Even if you’re happy with your metasearch campaign performance, you might be leaving some opportunity on the table. When onboarding new clients at Koddi, we’ve seen just about every situation imaginable–from some of the most inefficient campaigns in the world to the ones where every possible outcome is covered and proactively automated.

Through all of these scenarios, we’ve identified some common pitfalls and areas for improvement. The following is a list of thirteen signs that you might be losing in metasearch without even knowing it.

  • Bid updates being made through Excel. This indicates a lack of automation and consistent decision making around what to bid, why, and when. We’ve met some of the world’s best Excel gurus and some of them have done amazing things with their campaigns, but we have yet to meet anyone that can run consistent strategies every day using Excel. Who wants to load up Excel every Saturday morning to update bids?
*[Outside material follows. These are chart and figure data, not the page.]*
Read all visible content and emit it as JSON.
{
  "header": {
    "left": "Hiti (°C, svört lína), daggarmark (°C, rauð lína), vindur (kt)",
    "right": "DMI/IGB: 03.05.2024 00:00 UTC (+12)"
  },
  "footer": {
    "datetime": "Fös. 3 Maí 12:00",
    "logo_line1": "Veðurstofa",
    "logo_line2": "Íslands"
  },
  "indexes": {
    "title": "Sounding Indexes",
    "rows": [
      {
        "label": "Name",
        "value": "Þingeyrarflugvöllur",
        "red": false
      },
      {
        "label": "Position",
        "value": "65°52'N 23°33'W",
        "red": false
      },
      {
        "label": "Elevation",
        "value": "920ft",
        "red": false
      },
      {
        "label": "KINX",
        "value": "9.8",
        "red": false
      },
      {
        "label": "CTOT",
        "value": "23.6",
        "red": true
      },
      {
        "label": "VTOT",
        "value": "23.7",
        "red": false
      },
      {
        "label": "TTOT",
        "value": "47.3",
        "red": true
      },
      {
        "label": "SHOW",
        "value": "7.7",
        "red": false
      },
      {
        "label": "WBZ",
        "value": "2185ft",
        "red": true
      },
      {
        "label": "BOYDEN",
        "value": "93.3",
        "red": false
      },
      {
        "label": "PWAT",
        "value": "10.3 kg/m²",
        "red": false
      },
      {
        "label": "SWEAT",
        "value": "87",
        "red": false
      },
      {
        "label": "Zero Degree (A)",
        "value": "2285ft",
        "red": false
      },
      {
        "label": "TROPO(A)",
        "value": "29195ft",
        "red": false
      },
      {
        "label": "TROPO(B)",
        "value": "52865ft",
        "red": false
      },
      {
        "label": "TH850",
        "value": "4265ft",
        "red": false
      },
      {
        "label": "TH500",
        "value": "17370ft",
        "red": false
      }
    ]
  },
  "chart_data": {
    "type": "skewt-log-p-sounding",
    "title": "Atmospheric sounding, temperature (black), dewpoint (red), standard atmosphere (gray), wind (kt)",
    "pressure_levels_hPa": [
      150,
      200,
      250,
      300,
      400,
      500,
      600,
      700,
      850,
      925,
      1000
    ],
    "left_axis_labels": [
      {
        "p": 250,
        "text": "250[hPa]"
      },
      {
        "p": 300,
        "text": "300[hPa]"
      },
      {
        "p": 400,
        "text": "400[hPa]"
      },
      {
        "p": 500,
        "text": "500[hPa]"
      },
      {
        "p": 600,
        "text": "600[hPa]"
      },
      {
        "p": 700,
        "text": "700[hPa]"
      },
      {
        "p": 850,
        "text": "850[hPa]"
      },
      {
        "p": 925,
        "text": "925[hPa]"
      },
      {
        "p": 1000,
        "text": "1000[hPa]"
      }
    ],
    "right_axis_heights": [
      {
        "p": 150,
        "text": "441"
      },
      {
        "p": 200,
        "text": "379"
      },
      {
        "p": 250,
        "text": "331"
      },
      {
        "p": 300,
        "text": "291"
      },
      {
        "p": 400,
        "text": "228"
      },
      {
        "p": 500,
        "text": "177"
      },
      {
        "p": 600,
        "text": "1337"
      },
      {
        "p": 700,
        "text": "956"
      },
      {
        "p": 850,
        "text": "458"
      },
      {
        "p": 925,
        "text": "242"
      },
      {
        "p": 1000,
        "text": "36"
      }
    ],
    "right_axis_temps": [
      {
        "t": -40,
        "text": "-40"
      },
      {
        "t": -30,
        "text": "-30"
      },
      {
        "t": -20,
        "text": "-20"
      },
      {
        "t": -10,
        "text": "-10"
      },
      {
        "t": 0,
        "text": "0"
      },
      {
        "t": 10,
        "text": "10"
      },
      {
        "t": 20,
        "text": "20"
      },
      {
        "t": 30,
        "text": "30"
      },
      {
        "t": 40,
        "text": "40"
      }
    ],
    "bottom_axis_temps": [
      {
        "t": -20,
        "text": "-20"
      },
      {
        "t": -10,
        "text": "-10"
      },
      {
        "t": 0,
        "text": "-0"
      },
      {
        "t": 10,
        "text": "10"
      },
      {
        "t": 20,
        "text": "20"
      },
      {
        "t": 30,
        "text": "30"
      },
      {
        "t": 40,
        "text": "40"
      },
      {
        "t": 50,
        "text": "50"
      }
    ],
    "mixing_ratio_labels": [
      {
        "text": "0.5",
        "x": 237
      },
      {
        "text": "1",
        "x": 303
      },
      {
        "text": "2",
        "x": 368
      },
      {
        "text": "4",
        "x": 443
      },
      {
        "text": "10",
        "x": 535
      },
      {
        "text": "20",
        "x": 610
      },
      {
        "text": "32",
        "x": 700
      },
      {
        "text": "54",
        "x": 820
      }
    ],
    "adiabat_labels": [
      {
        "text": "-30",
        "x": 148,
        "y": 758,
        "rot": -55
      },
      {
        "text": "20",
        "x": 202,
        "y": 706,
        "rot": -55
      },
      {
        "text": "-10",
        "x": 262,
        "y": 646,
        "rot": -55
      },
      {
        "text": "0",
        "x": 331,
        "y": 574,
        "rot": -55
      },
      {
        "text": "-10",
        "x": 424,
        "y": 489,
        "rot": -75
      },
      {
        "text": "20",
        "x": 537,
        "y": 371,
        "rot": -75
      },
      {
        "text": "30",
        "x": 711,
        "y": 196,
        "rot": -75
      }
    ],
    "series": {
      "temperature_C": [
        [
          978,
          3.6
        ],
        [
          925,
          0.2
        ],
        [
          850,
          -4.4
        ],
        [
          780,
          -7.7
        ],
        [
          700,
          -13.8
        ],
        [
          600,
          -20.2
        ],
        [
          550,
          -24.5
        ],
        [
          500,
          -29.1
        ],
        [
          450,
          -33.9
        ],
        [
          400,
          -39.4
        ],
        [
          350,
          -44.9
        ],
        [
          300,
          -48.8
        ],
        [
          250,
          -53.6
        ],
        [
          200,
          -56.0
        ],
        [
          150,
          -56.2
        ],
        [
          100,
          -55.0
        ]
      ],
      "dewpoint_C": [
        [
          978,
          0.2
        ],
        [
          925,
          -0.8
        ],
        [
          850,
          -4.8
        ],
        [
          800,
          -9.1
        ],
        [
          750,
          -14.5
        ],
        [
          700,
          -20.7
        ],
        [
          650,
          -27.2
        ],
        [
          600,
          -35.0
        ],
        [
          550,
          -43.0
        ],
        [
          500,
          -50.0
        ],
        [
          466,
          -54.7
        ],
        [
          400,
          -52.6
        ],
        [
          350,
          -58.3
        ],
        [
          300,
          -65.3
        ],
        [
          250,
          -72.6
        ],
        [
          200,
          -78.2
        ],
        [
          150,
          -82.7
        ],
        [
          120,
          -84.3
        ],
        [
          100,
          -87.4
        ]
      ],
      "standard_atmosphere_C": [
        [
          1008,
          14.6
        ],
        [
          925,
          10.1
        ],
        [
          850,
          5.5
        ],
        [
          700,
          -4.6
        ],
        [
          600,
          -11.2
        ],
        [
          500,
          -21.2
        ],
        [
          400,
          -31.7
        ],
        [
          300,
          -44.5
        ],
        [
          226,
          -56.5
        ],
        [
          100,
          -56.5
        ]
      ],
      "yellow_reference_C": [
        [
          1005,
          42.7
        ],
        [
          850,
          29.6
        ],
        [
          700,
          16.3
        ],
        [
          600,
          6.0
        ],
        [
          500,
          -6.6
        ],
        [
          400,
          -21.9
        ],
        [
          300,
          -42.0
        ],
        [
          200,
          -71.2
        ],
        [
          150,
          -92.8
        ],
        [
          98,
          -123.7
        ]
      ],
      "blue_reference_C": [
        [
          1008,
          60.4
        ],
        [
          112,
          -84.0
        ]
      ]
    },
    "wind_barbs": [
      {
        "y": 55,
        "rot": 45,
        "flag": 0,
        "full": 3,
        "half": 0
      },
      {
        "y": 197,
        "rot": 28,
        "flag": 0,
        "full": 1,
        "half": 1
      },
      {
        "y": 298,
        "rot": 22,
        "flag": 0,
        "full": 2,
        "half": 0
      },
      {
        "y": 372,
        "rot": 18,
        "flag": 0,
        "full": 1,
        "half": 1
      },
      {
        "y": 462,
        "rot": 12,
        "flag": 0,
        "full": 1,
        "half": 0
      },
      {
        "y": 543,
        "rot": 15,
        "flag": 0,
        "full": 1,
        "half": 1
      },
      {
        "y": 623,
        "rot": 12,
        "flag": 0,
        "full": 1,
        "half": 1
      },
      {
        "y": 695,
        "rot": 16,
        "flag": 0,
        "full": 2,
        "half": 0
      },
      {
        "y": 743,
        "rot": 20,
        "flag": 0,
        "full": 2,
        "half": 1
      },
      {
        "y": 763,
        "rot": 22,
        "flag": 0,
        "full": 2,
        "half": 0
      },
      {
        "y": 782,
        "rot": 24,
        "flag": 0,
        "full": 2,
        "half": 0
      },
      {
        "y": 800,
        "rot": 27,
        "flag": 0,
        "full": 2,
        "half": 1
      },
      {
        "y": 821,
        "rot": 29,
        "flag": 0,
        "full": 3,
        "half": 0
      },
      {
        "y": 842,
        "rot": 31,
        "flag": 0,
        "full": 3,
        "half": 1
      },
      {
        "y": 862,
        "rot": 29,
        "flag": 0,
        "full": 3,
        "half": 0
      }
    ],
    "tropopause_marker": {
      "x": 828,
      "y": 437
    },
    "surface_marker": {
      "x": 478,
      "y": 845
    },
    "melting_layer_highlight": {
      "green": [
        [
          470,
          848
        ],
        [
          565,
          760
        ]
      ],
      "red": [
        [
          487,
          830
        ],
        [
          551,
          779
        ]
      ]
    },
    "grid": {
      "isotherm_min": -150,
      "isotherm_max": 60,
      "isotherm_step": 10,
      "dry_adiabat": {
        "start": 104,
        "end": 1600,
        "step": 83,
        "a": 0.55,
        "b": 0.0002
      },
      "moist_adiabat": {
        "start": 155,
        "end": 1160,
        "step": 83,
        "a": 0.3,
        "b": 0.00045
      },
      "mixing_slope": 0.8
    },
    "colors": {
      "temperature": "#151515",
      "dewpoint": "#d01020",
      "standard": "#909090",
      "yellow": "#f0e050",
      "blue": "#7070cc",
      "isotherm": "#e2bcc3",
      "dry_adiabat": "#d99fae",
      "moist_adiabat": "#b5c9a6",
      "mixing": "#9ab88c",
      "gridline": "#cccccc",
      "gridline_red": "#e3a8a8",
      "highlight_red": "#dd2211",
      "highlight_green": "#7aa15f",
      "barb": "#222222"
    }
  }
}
  • Reporting has to be manually compiled. One of my most memorable pitches involved a campaign manager that described his daily management as something along the lines of “I come in, I download all the reports, I make a Pivot Table, my computer freezes, I go outside for a smoke… I refresh my Pivot Table, I go for another smoke…” Automation doesn’t just save time, it saves lives!
  • Campaigns are running exclusively on CPA. Cost per acquisition (CPA) and commission programs have their place, but running on just CPA is basically trading lower volumes for more guarantees. We’ve handily beaten CPA volumes while running at the same or better average CPA time and time again.
  • Using a single and rigid funding source. The most effective advertisers have fluid and flexible budgets that can move across all their digital channels, not just metasearch. If your campaigns are budgeted quarters in advance and you don’t have the flexibility to shift spend to where the opportunity is, you’re simply not driving the most efficient bookings possible.
  • Single, non-localized landing page. This is an easy mistake to make and an easy one to miss because many metasearch engines localize based on where the user is regardless of which point of sale the user is trying to access. The most common conversion sin we see is where a user clicks a rate in one currency and then sees the rate in another currency on the landing page. International travelers need less complexity, not more. People like things nicely translated in their language. Localization matters, especially when users are a little higher in the conversion funnel.